MAIN STREET by Roger Allen, publisher

Scary!

Roger Allen, publisher. “Rockford is the Humor Capital of the World”

So what’s wrong with getting rid of the tax favors for the very rich? Those cuts were put through by President Bush’s sympathetic Congress. President Obama doesn’t have a sympathetic Congress to answer his call to end them. In 2010, we elected a Congress that now talks about shutting down the government rather than end the tax cuts for the rich. Scary.

Congress okayed the tax cuts at the same time we were jumping into two expensive wars waged on borrowed money. (Personally, I thought that was pretty scary at the time.) Keeping those tax cuts (subsidies for corporate jets and the oil industry, for example) doesn’t make sense to me. But, then, I don’t have a corporate jet and I’m not raking in Exxon’s record-setting oil profits. Bet that goes for you, too.
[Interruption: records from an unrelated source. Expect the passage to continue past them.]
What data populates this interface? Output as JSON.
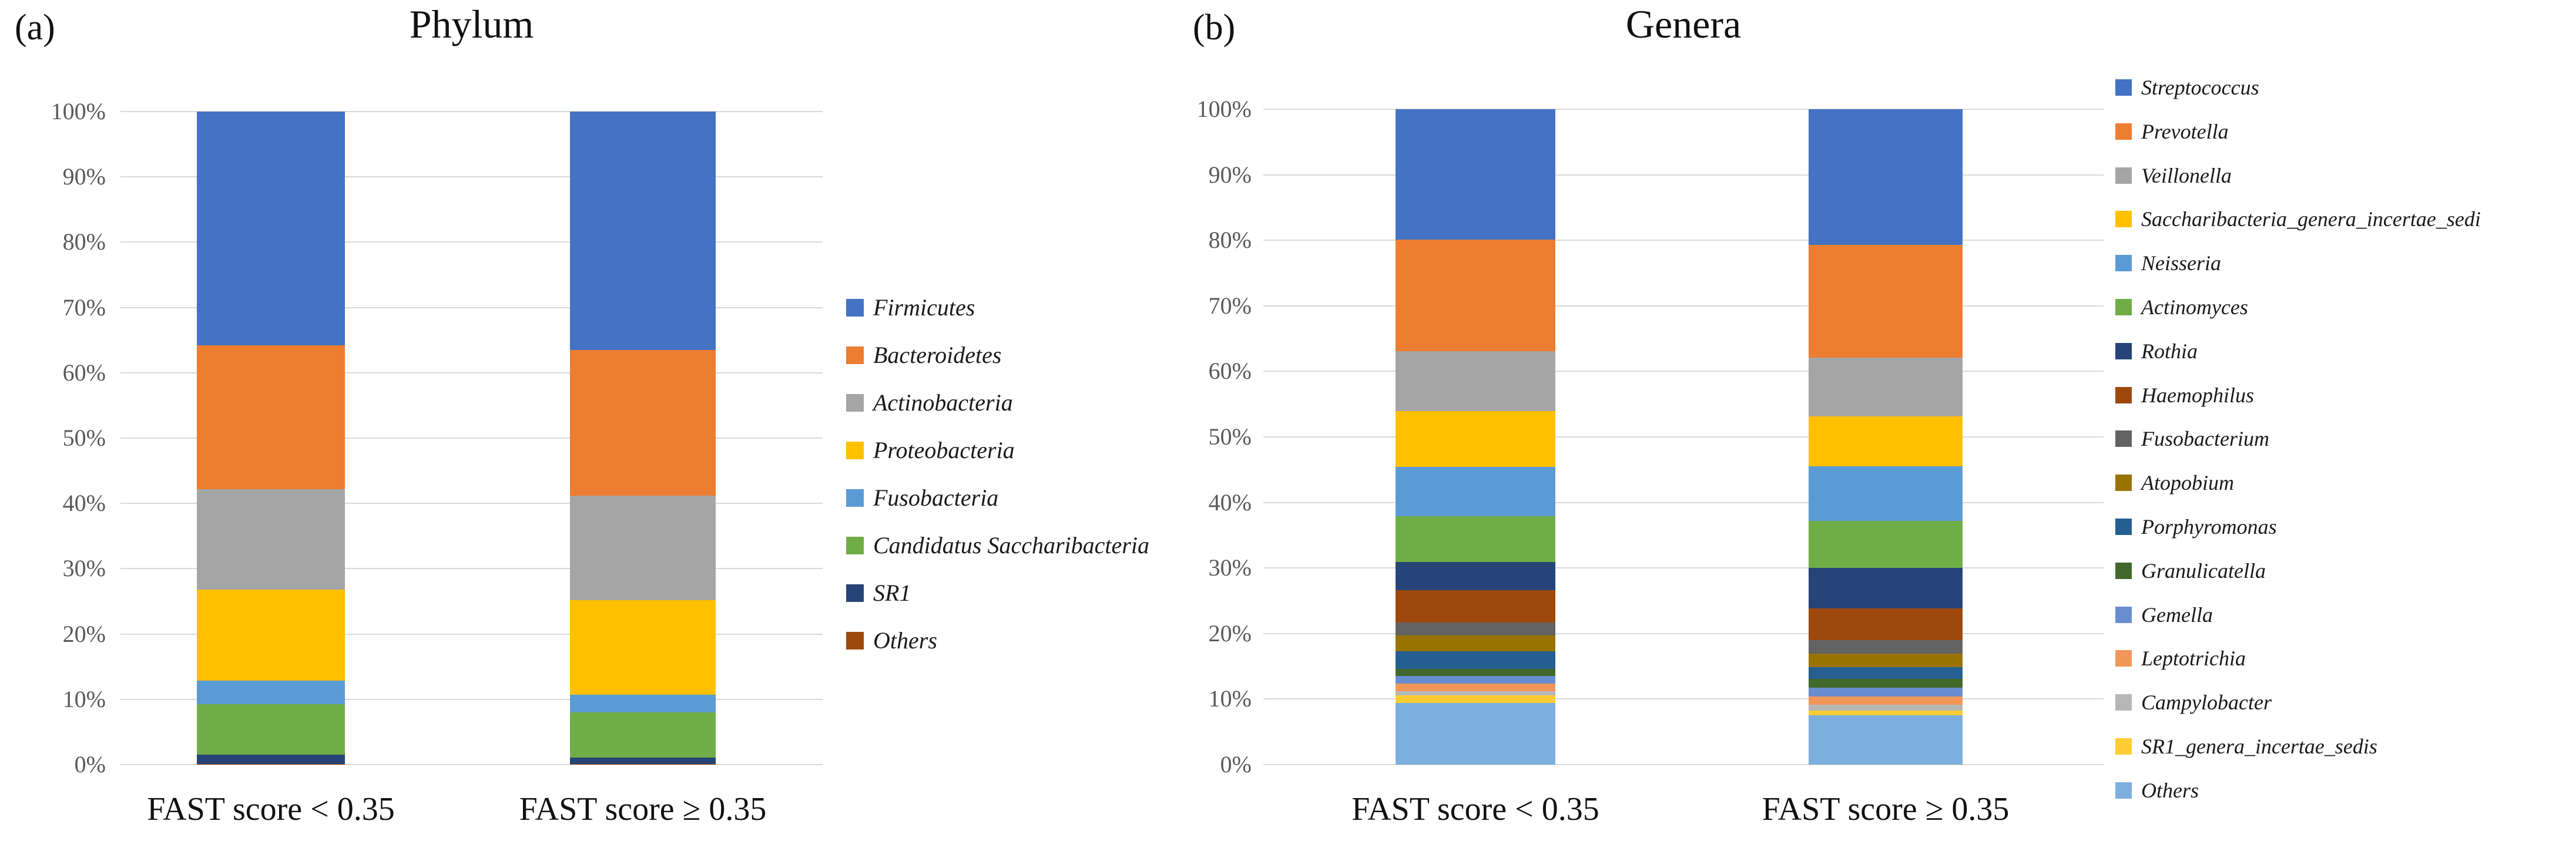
{
  "y_axis": {
    "tick_labels": [
      "0%",
      "10%",
      "20%",
      "30%",
      "40%",
      "50%",
      "60%",
      "70%",
      "80%",
      "90%",
      "100%"
    ]
  },
  "colors": {
    "gridline": "#d9d9d9",
    "tick_text": "#595959"
  },
  "chart_data": [
    {
      "type": "bar",
      "stacked": true,
      "percent_stacked": true,
      "panel_label": "(a)",
      "title": "Phylum",
      "categories": [
        "FAST score < 0.35",
        "FAST score ≥ 0.35"
      ],
      "xlabel": "",
      "ylabel": "",
      "ylim": [
        0,
        100
      ],
      "grid": true,
      "legend_position": "right",
      "stack_note": "first series drawn at top of bar, last series at bottom",
      "y_tick_labels": [
        "0%",
        "10%",
        "20%",
        "30%",
        "40%",
        "50%",
        "60%",
        "70%",
        "80%",
        "90%",
        "100%"
      ],
      "series": [
        {
          "name": "Firmicutes",
          "color": "#4472C4",
          "values": [
            35.8,
            36.5
          ]
        },
        {
          "name": "Bacteroidetes",
          "color": "#ED7D31",
          "values": [
            22.0,
            22.3
          ]
        },
        {
          "name": "Actinobacteria",
          "color": "#A5A5A5",
          "values": [
            15.4,
            16.0
          ]
        },
        {
          "name": "Proteobacteria",
          "color": "#FFC000",
          "values": [
            13.9,
            14.5
          ]
        },
        {
          "name": "Fusobacteria",
          "color": "#5B9BD5",
          "values": [
            3.6,
            2.7
          ]
        },
        {
          "name": "Candidatus Saccharibacteria",
          "color": "#70AD47",
          "values": [
            7.8,
            6.9
          ]
        },
        {
          "name": "SR1",
          "color": "#264478",
          "values": [
            1.4,
            1.0
          ]
        },
        {
          "name": "Others",
          "color": "#9E480E",
          "values": [
            0.1,
            0.1
          ]
        }
      ]
    },
    {
      "type": "bar",
      "stacked": true,
      "percent_stacked": true,
      "panel_label": "(b)",
      "title": "Genera",
      "categories": [
        "FAST score < 0.35",
        "FAST score ≥ 0.35"
      ],
      "xlabel": "",
      "ylabel": "",
      "ylim": [
        0,
        100
      ],
      "grid": true,
      "legend_position": "right",
      "stack_note": "first series drawn at top of bar, last series at bottom",
      "y_tick_labels": [
        "0%",
        "10%",
        "20%",
        "30%",
        "40%",
        "50%",
        "60%",
        "70%",
        "80%",
        "90%",
        "100%"
      ],
      "series": [
        {
          "name": "Streptococcus",
          "color": "#4472C4",
          "values": [
            19.9,
            20.7
          ]
        },
        {
          "name": "Prevotella",
          "color": "#ED7D31",
          "values": [
            17.0,
            17.2
          ]
        },
        {
          "name": "Veillonella",
          "color": "#A5A5A5",
          "values": [
            9.2,
            9.0
          ]
        },
        {
          "name": "Saccharibacteria_genera_incertae_sedi",
          "color": "#FFC000",
          "values": [
            8.5,
            7.6
          ]
        },
        {
          "name": "Neisseria",
          "color": "#5B9BD5",
          "values": [
            7.5,
            8.3
          ]
        },
        {
          "name": "Actinomyces",
          "color": "#70AD47",
          "values": [
            7.0,
            7.2
          ]
        },
        {
          "name": "Rothia",
          "color": "#264478",
          "values": [
            4.3,
            6.2
          ]
        },
        {
          "name": "Haemophilus",
          "color": "#9E480E",
          "values": [
            4.9,
            4.8
          ]
        },
        {
          "name": "Fusobacterium",
          "color": "#636363",
          "values": [
            2.0,
            2.1
          ]
        },
        {
          "name": "Atopobium",
          "color": "#997300",
          "values": [
            2.4,
            2.0
          ]
        },
        {
          "name": "Porphyromonas",
          "color": "#255E91",
          "values": [
            2.7,
            1.8
          ]
        },
        {
          "name": "Granulicatella",
          "color": "#43682B",
          "values": [
            1.1,
            1.4
          ]
        },
        {
          "name": "Gemella",
          "color": "#698ED0",
          "values": [
            1.1,
            1.3
          ]
        },
        {
          "name": "Leptotrichia",
          "color": "#F1975A",
          "values": [
            1.2,
            1.3
          ]
        },
        {
          "name": "Campylobacter",
          "color": "#B7B7B7",
          "values": [
            0.6,
            0.9
          ]
        },
        {
          "name": "SR1_genera_incertae_sedis",
          "color": "#FFCD33",
          "values": [
            1.2,
            0.7
          ]
        },
        {
          "name": "Others",
          "color": "#7CAFDD",
          "values": [
            9.4,
            7.5
          ]
        }
      ]
    }
  ]
}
The Republicans say they want more tax cuts. From what I hear, they lean toward financing those cuts at the expense of Social Security and Medicare. Scary. I’d like to know more details on what other expenses they want to chop in order to finance tax cuts and to pay off our national debt. They seem to favor cutting wages, pensions, and contracts, all measures that would hurt the average guy.

If they fire the air traffic controllers, I’m keeping my feet on the ground from now on. It’s scary enough down here just to observe Congress.

Solving the Greek crisis

The Greeks, too, have been spending beyond their means. The Greek government is talking of selling off its state-owned railroad system and electrical system. I think it would be smarter to lease out the Parthenon. They could call it the Acropolis Mall. It would have lots of shops and fast-food places and provide a tidy income for the government. The building is about 2,500 years old. They should think like capitalists and put it to use.

Makes sense, #1

A friend’s husband works as a service technician for a large exterminating company.  One of the rules of the company is to confirm each appointment by phoning the household the night before his service call.

“Hi, this is Gary from A to Z Pest Control Company. Your wife phoned us,” he said one evening when a man answered.

There was a long silence, and then my friend’s husband heard the man on the other end say, “Honey, it’s for you. Someone wants to talk to you about your relatives.”

Makes sense, #2

A teacher was giving a lesson on the circulation of the blood. Trying to make the matter clear, he said, “Students, if I stood on my head, the blood, as you know, would run into it and I’d turn red in the face. So why, when I’m standing upright in the ordinary position, the blood doesn’t run into my feet?”

Muttered a bored student, audibly: “It’s because your feet aren’t empty.”

Makes sense, #3

It takes brains to run a bank. That’s why bankers leave both doors to the vault open and then chain the pens to the counters.